The concern is that, for low-income applicants, citizenship is being priced out of reach. It is time to re-think how the immigration service agency is funded. Currently, immigrants pay not just for the processing of their own application, but also for infrastructure improvements at the U.S. Citizenship and Immigration Services (USCIS, the immigration service agency), some immigration enforcement functions, and the processing of the applications of other immigrants who are not charged a fee.
Piling all those costs on to individual applicants is a problem for the agency as well. It derives almost all of its revenue from fees, and when immigrants can’t pay, USCIS must scramble to make adjustments to its budget.

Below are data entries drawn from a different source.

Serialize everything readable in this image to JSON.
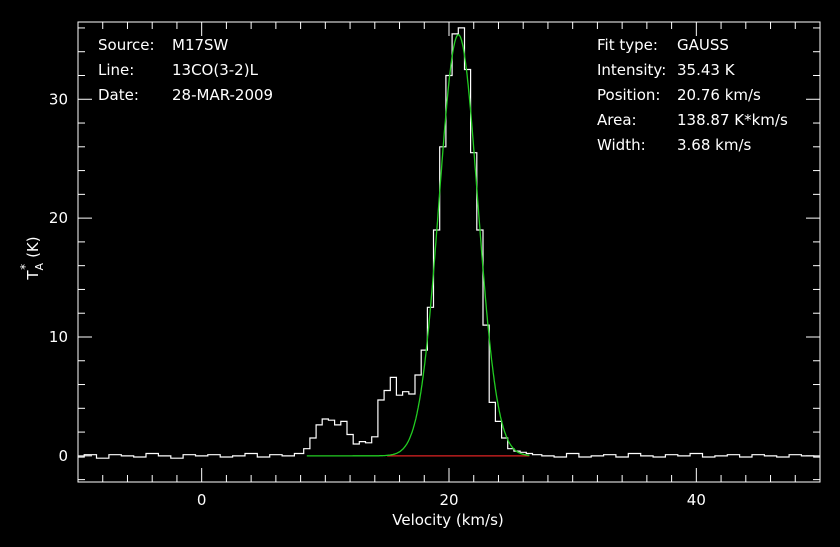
{
  "chart_data": {
    "type": "line",
    "xlabel": "Velocity (km/s)",
    "ylabel_main": "T",
    "ylabel_sup": "*",
    "ylabel_sub": "A",
    "ylabel_unit": "(K)",
    "xlim": [
      -10,
      50
    ],
    "ylim": [
      -2.2,
      36.5
    ],
    "xticks_major": [
      0,
      20,
      40
    ],
    "xticks_minor_step": 2,
    "yticks_major": [
      0,
      10,
      20,
      30
    ],
    "yticks_minor_step": 2,
    "grid": false,
    "colors": {
      "background": "#000000",
      "axes": "#ffffff",
      "spectrum": "#ffffff",
      "fit": "#22cc22",
      "baseline": "#dd2222"
    },
    "info_left": [
      {
        "label": "Source:",
        "value": "M17SW"
      },
      {
        "label": "Line:",
        "value": "13CO(3-2)L"
      },
      {
        "label": "Date:",
        "value": "28-MAR-2009"
      }
    ],
    "info_right": [
      {
        "label": "Fit type:",
        "value": "GAUSS"
      },
      {
        "label": "Intensity:",
        "value": "35.43 K"
      },
      {
        "label": "Position:",
        "value": "20.76 km/s"
      },
      {
        "label": "Area:",
        "value": "138.87 K*km/s"
      },
      {
        "label": "Width:",
        "value": "3.68 km/s"
      }
    ],
    "fit": {
      "amplitude": 35.43,
      "center": 20.76,
      "fwhm": 3.68
    },
    "baseline_range": [
      15.0,
      26.5
    ],
    "series": [
      {
        "role": "spectrum",
        "x": [
          -10,
          -9,
          -8,
          -7,
          -6,
          -5,
          -4,
          -3,
          -2,
          -1,
          0,
          1,
          2,
          3,
          4,
          5,
          6,
          7,
          8,
          8.5,
          9,
          9.5,
          10,
          10.5,
          11,
          11.5,
          12,
          12.5,
          13,
          13.5,
          14,
          14.5,
          15,
          15.5,
          16,
          16.5,
          17,
          17.5,
          18,
          18.5,
          19,
          19.5,
          20,
          20.5,
          21,
          21.5,
          22,
          22.5,
          23,
          23.5,
          24,
          24.5,
          25,
          25.5,
          26,
          26.5,
          27,
          28,
          29,
          30,
          31,
          32,
          33,
          34,
          35,
          36,
          37,
          38,
          39,
          40,
          41,
          42,
          43,
          44,
          45,
          46,
          47,
          48,
          49,
          50
        ],
        "y": [
          -0.1,
          0.1,
          -0.2,
          0.1,
          0.0,
          -0.1,
          0.2,
          0.0,
          -0.2,
          0.1,
          0.0,
          0.1,
          -0.1,
          0.0,
          0.2,
          -0.1,
          0.1,
          0.0,
          0.2,
          0.6,
          1.5,
          2.6,
          3.1,
          3.0,
          2.6,
          2.9,
          1.8,
          1.0,
          1.2,
          1.1,
          1.6,
          4.7,
          5.5,
          6.6,
          5.1,
          5.4,
          5.2,
          6.8,
          8.9,
          12.5,
          19.0,
          26.0,
          32.0,
          35.5,
          36.0,
          32.5,
          25.5,
          19.0,
          11.0,
          4.5,
          2.9,
          1.5,
          0.6,
          0.4,
          0.3,
          0.2,
          0.1,
          0.0,
          -0.1,
          0.2,
          -0.1,
          0.0,
          0.1,
          -0.1,
          0.2,
          0.0,
          -0.1,
          0.1,
          0.0,
          0.2,
          -0.1,
          0.0,
          0.1,
          -0.1,
          0.1,
          0.0,
          -0.1,
          0.1,
          0.0,
          -0.1
        ]
      }
    ]
  }
}
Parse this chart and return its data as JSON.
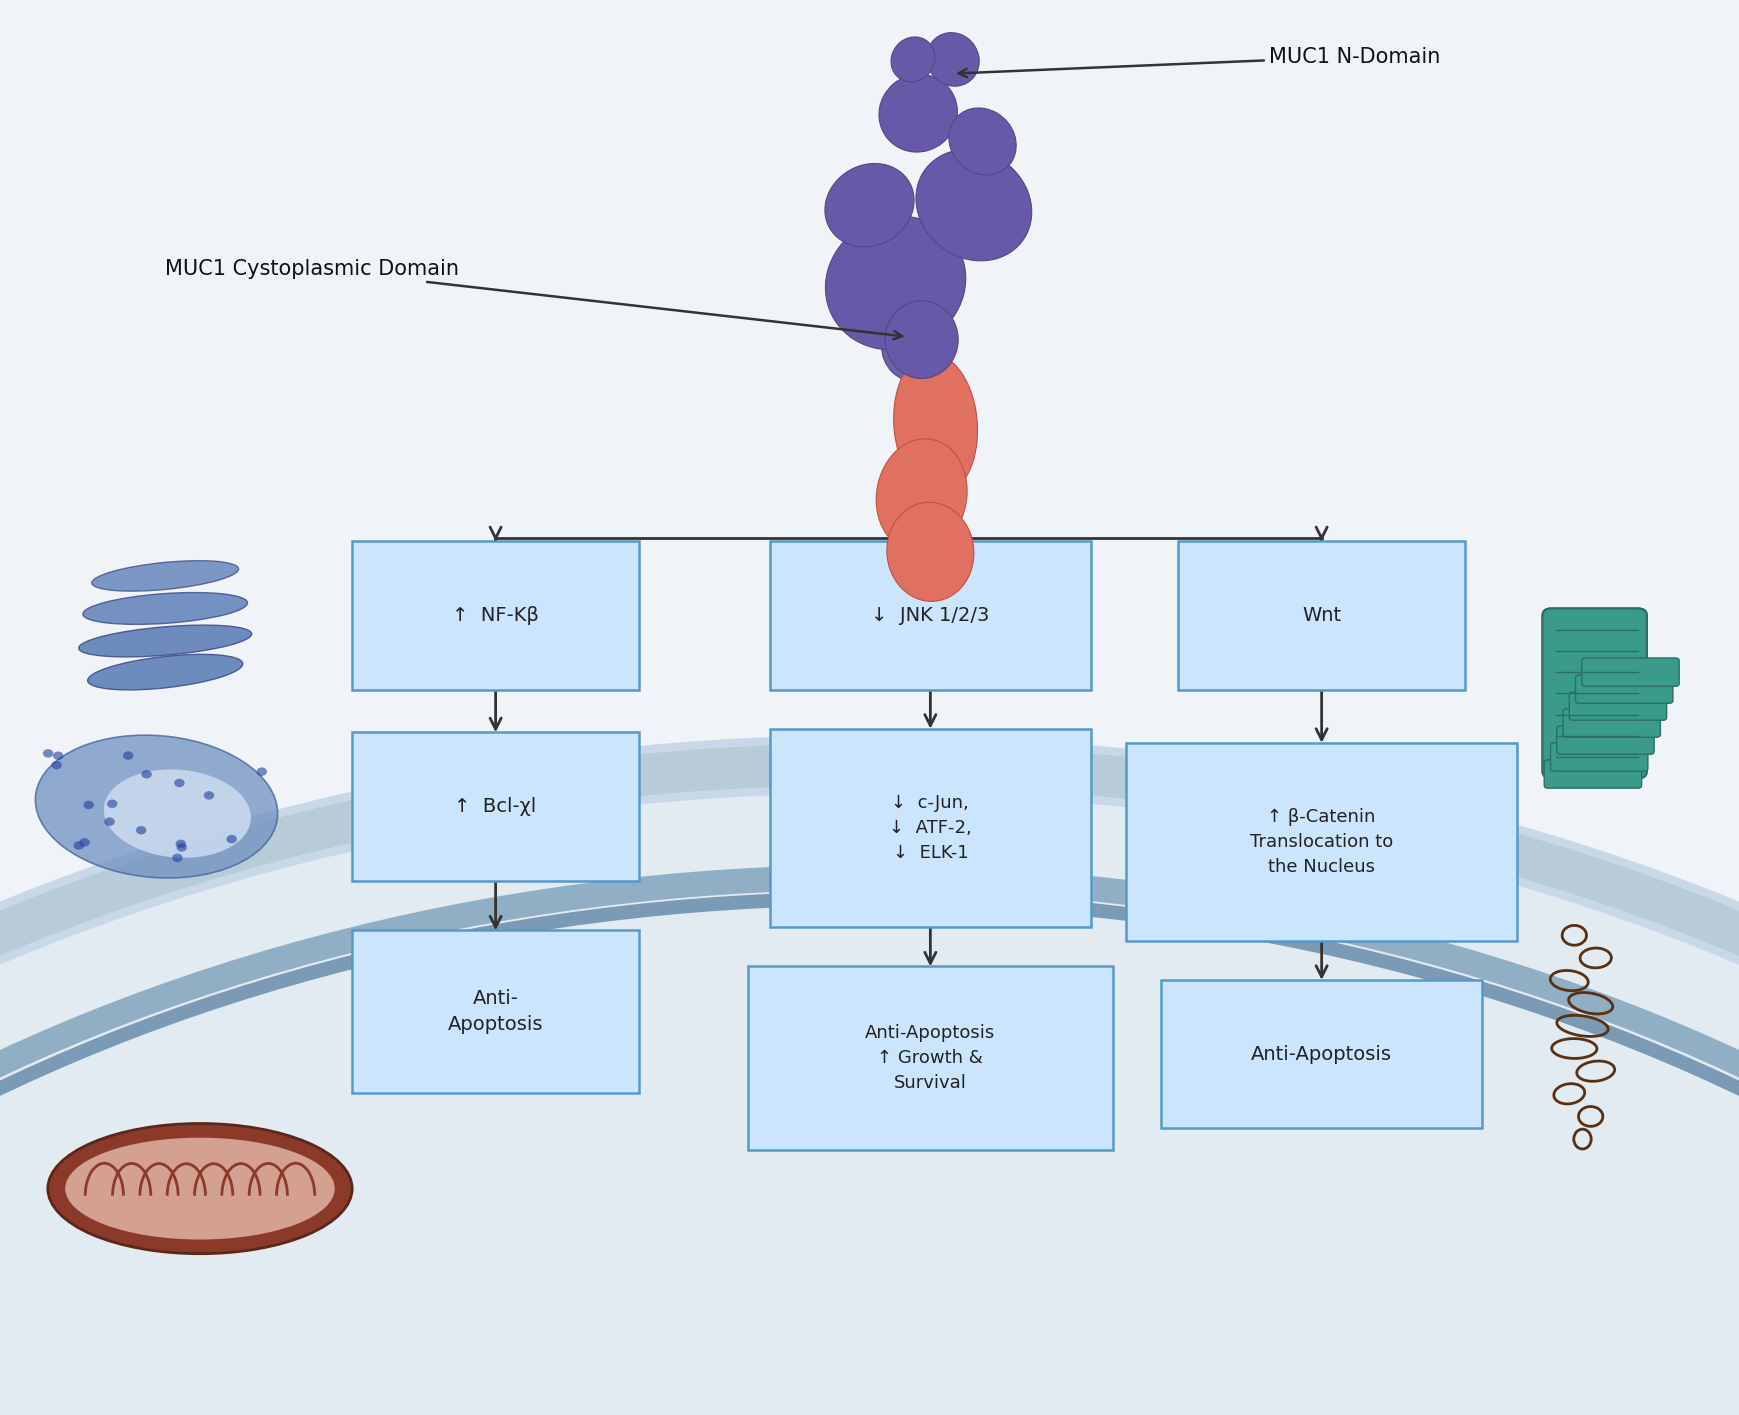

According to the Associated Press, USCIS is expecting a shortfall of almost $300 million by the end of its Fiscal Year on September 30 due to the drop in naturalization and other immigration applications.
The agency may be in another cycle of catching up with its work after a surge in fee revenue and then falling behind when fee revenue falls short. It is time for a change in the way USCIS is funded. (You can read more on the history of recent naturalization backlogs and efforts to catch up in this report.)
The Administration, in its budget request for next year, has begun to recognize the problem, and has asked Congress for appropriations to cover the cost of some of the expenses that immigrants now pay for, but that are not related to their applications. The outcome of that request is still uncertain. The House is willing to give the Administration much of what it asked for; the Senate very little.
Despite the increasing hardships, immigrants continue to overcome the obstacles and become Americans. If you haven’t seen a ceremony where immigrants are sworn in as U.S. citizens, you might have your chance on September 17. In honor of Citizenship Day, USCIS will conduct 73 special ceremonies from Camden, New Jersey, to Yosemite National Park, California. On that day, 8,328 immigrants will take the Oath of Allegiance and join us in this great American experiment.